A standout apartment building lies in the busy 14th St. NW corridor of Washington, D.C. The area is being renewed through a District Department of Transportation beautification project. It’s the place to be for up-and-coming artists and professionals.

Here, Ellisdale Construction, a Leesburg, Va., design-build and general contracting firm, has achieved a first for the District. It added five stories to an existing concrete building using cold-formed steel (CFS) framing.

“The majority of the value-adds are cast in place and structural steel,” says Ward Bell, executive vice president and COO, Ellisdale Construction. “You’ve never seen a transfer deck at the fourth floor with five levels of cold-formed steel framing on top of it. This has not been done in the District of Columbia.”

 

MAXIMIZING THE FAR

Located at 2213 14th St. NW, this urban infill project shows how an owner added rentable square footage (for a final tally of 56 units) quickly and affordably.

The original structure was a three-story office building with one level below grade for parking. Zoning allows for up to five additional floors, so long as the final structure fits within building height restrictions for the area, the Uptown Arts-Mixed Use Overlay District. Ellisdale Construction decided to use CFS structural framing, rather than post-tension concrete or wood.

Ellisdale Construction officials made a critical decision early on. For the upper floors, they decided to use CFS structural framing, rather than post-tension concrete or wood.

“To maximize the FAR [floor area ratio], we couldn’t do wood.

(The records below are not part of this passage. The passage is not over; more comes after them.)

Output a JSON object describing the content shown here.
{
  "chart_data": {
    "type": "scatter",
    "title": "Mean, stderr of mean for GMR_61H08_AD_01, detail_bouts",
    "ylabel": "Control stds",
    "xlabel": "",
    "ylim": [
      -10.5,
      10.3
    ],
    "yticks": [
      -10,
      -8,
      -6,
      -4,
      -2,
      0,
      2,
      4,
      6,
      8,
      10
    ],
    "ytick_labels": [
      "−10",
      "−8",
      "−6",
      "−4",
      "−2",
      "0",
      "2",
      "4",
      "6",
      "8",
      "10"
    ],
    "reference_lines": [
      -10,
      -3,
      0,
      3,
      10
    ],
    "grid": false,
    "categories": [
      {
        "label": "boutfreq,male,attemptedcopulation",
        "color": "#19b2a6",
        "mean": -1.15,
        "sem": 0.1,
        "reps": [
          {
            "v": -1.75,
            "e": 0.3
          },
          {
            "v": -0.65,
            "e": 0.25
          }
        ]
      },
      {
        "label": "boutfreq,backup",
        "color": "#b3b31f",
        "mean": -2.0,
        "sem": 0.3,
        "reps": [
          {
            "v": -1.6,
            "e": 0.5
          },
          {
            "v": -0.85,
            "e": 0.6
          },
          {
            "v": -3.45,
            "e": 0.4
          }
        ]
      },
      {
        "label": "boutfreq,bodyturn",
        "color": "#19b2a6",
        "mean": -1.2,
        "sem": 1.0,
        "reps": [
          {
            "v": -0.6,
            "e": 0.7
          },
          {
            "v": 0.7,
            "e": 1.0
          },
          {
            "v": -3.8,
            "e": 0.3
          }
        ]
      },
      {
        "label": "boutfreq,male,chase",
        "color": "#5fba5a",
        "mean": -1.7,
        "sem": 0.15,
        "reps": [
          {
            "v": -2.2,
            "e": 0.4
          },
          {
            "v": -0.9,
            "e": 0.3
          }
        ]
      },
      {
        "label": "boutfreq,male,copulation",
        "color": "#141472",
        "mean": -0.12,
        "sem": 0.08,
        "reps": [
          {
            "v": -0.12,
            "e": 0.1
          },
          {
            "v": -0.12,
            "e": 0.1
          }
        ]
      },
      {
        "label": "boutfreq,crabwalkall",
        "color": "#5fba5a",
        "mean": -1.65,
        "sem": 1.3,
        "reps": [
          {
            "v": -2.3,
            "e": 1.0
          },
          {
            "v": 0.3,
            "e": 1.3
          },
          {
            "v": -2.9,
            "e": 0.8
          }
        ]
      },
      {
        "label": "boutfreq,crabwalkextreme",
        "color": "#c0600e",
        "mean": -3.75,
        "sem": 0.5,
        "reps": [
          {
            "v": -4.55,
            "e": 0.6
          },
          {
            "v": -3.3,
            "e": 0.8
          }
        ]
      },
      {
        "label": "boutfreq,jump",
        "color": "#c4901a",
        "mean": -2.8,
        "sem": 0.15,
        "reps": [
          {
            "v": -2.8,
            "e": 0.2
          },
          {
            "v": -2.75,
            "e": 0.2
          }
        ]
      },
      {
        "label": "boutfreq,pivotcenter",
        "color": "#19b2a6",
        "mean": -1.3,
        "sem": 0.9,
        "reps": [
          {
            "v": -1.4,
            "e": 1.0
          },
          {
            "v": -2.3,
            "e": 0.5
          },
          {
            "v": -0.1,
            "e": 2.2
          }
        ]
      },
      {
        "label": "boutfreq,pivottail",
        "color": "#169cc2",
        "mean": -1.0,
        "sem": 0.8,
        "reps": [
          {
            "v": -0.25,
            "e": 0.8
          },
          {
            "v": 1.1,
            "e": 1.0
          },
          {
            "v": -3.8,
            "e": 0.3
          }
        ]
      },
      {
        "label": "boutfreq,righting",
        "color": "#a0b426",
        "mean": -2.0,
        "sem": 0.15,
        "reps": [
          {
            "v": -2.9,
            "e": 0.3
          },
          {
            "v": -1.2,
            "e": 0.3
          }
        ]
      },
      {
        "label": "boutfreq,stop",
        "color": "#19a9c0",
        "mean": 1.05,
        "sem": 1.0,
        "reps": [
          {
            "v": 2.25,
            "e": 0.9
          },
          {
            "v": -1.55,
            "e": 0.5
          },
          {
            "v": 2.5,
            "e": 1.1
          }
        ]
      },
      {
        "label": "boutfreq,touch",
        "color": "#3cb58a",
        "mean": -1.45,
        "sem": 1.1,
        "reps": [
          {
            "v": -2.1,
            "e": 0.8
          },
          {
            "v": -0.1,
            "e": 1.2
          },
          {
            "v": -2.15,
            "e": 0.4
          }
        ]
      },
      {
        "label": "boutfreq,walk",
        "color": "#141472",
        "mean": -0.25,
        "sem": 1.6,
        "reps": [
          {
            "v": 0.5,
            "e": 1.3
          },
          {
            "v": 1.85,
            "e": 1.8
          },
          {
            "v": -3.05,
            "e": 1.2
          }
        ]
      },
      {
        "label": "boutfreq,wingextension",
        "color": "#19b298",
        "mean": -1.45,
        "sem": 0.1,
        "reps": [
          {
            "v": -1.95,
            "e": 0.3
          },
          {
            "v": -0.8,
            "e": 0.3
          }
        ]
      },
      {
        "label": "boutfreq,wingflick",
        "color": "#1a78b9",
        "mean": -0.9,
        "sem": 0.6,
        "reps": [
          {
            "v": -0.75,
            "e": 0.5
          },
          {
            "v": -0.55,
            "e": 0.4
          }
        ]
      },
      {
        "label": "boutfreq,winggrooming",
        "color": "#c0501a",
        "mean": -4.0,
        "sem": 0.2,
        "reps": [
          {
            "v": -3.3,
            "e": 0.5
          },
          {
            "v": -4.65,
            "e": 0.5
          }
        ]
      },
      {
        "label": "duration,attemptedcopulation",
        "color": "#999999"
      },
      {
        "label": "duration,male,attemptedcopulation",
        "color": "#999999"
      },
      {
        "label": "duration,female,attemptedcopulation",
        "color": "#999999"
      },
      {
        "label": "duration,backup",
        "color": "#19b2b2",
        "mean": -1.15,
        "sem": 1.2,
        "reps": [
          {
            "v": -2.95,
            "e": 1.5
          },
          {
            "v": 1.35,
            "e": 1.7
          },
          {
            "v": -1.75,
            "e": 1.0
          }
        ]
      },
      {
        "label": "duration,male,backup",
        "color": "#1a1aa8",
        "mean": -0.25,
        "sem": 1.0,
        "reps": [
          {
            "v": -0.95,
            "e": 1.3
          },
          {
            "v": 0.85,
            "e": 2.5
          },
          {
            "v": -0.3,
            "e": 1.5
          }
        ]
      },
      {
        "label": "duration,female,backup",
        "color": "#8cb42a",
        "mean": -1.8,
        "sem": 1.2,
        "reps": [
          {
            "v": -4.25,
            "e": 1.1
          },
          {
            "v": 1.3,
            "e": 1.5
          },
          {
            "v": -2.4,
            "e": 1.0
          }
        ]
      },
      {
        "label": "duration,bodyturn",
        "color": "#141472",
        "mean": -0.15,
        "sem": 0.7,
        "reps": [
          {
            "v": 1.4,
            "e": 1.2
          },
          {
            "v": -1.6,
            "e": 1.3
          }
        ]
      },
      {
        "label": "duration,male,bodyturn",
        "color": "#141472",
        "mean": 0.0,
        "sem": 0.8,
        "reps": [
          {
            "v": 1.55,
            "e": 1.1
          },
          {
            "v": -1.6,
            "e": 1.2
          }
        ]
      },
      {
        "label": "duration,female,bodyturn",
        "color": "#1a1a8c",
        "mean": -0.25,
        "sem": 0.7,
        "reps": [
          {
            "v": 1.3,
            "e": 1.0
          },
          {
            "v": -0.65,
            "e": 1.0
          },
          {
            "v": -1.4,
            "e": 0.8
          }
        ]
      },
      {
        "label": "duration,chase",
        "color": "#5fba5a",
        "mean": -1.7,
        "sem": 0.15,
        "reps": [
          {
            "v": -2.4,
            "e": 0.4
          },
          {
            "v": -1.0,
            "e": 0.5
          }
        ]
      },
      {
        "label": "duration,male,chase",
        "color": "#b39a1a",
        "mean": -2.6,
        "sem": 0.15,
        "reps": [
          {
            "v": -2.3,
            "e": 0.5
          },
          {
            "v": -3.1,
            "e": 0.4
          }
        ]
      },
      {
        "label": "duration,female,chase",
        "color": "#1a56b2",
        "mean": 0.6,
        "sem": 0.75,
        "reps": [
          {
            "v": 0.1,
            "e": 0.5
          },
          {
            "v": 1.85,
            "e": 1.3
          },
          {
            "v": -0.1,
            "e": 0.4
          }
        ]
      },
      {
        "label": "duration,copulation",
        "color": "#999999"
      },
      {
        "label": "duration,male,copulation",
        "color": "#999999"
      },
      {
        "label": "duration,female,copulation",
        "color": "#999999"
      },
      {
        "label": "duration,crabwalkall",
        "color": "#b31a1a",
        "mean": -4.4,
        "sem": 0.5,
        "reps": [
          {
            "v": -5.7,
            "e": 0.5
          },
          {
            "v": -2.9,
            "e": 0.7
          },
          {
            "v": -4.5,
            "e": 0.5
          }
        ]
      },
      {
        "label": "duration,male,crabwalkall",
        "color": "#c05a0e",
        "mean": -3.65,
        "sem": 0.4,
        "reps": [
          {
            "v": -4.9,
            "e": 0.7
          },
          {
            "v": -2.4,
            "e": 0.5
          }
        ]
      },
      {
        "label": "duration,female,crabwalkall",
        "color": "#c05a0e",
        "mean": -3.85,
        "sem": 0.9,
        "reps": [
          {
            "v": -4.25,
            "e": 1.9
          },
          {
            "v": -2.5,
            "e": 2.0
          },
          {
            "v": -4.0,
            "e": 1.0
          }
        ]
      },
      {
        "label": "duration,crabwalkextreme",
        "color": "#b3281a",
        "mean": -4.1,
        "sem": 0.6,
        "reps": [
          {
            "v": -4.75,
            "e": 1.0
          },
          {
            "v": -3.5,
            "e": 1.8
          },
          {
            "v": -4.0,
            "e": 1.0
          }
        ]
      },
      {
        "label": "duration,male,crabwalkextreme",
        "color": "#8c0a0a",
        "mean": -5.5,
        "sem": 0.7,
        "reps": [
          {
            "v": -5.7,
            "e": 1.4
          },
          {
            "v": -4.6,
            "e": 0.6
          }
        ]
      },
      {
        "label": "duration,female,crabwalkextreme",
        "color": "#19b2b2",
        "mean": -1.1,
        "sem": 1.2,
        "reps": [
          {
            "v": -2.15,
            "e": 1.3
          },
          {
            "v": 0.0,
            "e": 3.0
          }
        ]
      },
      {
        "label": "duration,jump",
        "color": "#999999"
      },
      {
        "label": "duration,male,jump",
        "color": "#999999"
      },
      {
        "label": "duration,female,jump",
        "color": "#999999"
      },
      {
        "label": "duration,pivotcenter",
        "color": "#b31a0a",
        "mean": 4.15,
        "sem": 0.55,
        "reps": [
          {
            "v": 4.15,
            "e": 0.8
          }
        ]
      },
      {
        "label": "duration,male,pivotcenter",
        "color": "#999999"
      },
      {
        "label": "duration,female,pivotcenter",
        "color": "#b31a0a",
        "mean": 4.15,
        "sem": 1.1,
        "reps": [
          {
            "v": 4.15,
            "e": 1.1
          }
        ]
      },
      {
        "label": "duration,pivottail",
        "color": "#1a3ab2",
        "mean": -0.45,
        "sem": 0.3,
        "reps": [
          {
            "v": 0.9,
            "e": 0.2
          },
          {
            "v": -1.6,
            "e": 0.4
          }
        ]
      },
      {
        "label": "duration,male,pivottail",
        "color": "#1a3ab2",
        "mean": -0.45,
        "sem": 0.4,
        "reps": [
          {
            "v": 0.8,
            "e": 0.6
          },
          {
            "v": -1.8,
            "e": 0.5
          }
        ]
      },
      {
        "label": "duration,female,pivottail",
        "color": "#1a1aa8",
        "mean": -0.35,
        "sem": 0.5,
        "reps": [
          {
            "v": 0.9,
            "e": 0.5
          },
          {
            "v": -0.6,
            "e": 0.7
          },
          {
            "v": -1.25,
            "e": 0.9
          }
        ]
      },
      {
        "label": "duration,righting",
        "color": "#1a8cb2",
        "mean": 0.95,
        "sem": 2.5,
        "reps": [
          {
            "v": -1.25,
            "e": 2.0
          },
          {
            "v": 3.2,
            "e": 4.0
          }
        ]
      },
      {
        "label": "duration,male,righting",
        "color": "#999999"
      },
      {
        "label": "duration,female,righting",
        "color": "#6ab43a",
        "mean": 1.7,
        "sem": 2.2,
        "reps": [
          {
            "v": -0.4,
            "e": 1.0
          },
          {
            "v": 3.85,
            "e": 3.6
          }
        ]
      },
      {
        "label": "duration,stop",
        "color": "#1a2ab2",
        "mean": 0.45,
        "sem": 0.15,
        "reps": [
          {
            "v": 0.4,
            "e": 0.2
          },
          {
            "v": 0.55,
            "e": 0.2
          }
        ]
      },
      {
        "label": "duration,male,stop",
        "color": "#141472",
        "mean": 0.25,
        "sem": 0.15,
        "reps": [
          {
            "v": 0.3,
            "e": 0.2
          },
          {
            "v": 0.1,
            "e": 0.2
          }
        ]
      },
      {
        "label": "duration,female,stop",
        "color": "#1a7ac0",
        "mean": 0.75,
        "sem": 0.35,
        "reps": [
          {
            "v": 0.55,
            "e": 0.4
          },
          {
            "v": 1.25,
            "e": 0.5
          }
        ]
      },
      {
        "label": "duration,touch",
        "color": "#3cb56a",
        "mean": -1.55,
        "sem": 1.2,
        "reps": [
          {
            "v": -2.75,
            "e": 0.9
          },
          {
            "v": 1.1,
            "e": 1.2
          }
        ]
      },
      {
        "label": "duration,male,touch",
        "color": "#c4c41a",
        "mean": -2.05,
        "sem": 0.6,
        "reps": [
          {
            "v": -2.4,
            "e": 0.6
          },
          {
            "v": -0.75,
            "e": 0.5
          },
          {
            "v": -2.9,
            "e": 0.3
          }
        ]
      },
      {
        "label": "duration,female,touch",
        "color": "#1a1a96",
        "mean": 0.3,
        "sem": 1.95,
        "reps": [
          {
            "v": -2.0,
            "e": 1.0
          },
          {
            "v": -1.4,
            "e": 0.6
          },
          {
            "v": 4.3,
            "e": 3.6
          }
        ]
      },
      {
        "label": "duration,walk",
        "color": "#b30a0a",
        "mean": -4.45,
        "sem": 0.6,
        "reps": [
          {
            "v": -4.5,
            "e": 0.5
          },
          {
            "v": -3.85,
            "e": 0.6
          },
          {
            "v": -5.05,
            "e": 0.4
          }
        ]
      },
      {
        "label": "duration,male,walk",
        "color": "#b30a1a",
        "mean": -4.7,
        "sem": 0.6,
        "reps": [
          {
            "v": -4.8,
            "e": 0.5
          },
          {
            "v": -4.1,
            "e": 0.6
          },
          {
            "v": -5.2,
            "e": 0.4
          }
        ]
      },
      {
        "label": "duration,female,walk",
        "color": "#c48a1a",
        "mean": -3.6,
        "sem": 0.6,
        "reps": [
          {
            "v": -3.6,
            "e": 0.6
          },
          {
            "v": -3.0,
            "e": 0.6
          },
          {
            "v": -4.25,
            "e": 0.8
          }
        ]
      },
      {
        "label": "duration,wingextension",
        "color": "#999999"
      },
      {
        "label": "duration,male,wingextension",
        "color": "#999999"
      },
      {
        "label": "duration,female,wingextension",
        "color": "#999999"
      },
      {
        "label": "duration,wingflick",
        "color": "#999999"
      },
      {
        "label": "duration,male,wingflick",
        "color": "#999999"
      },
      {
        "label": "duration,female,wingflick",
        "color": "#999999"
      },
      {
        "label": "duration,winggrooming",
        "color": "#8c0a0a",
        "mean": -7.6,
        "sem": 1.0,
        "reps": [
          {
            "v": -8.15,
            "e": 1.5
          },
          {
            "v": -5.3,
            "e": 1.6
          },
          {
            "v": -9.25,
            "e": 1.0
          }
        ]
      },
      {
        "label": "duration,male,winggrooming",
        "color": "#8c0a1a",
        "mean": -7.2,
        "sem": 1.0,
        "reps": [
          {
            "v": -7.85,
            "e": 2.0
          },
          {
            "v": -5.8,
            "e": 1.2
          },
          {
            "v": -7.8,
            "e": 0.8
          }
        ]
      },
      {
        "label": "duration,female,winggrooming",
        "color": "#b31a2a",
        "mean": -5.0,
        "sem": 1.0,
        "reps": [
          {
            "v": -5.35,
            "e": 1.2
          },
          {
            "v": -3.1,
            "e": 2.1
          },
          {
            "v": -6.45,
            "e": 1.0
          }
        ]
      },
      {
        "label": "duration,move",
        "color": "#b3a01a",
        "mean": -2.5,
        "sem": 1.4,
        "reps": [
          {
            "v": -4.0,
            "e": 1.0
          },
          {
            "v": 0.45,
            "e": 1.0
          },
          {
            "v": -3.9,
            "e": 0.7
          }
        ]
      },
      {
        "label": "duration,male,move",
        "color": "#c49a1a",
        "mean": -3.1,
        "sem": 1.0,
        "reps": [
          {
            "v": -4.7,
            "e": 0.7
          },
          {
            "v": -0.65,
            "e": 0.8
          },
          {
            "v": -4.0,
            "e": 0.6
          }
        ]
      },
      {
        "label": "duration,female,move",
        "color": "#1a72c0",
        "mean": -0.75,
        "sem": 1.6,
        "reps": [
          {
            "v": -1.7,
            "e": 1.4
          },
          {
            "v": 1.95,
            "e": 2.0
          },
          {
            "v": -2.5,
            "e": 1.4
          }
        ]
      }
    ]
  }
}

Wood flooring would have eaten up too much space, and we would have lost a floor,” Ward says. “Any wood joist component system, an iSpan, and Ecospan, would have exceeded the building envelope restrictions.”

Ellisdale considered a post-tension concrete product, but it was expensive. “It was about $35 per square foot more at the time,” Bell says, “much more expensive than the cold-formed steel option.”

The problem was, post-tension concrete framing would have increased the building’s weight significantly. To achieve eight stories above grade, Ellisdale would have had to modify 15 of 20 structural columns and their footings, Bell says.

The project saw considerably fewer workers on site than is normally seen with wood or concrete construction.

By using CFS, a durable but lighter material, Ellisdale modified only two of 20 footings to achieve eight stories. And, the CFS provided no loss in dimensional stability. In fact, pound for pound, C-shaped steel studs have the highest strength-to-weight ratio of all commonly used construction materials, according to the Steel Framing Industry Association.

CFS framing saved $1.7 million overall on the project, a 15-percent savings on the framing component alone, versus a cast-in-place post-tension product, Bell says.

 

AMAZED AT THE TOP-OUT SPEED

CFS contributed other benefits. Installing the CFS panels, for example, required far less manpower than pouring post-tension concrete.

“The panelizer did all their work in the shop and trucked the panels to the job,” says Matt Villa, director of operations at Ellisdale Construction. “Compared to a concrete-framed building, we saw less labor and quicker turnaround on the floors.”

The CFS panels on the transfer deck installed quickly.

Speed was achieved by the CFS-framed exterior panels being fully sheathed. During their erection, crews were able to do water-proofing, install windows and “get dry-in quickly,” Villa says. Villa was amazed at how fast the job got topped out.

“I am used to five to seven days as a cycle per floor with post-tension concrete,” Villa says. “Here we set panels in two days, decking over and pouring concrete in about a four-day cycle.”

The owner of 2213 14th NW took occupancy in July 2020 and is happy with the results. Bell, too, is proud of his company’s work.

“We had the ingenuity to build a transfer deck at the fourth floor, when you normally see a transfer deck at the first or second floor,” Bell says. “Plus, we were able to do the installation without a tower crane or a self-erect crane, but with a soft tire crane. It saved the project money.”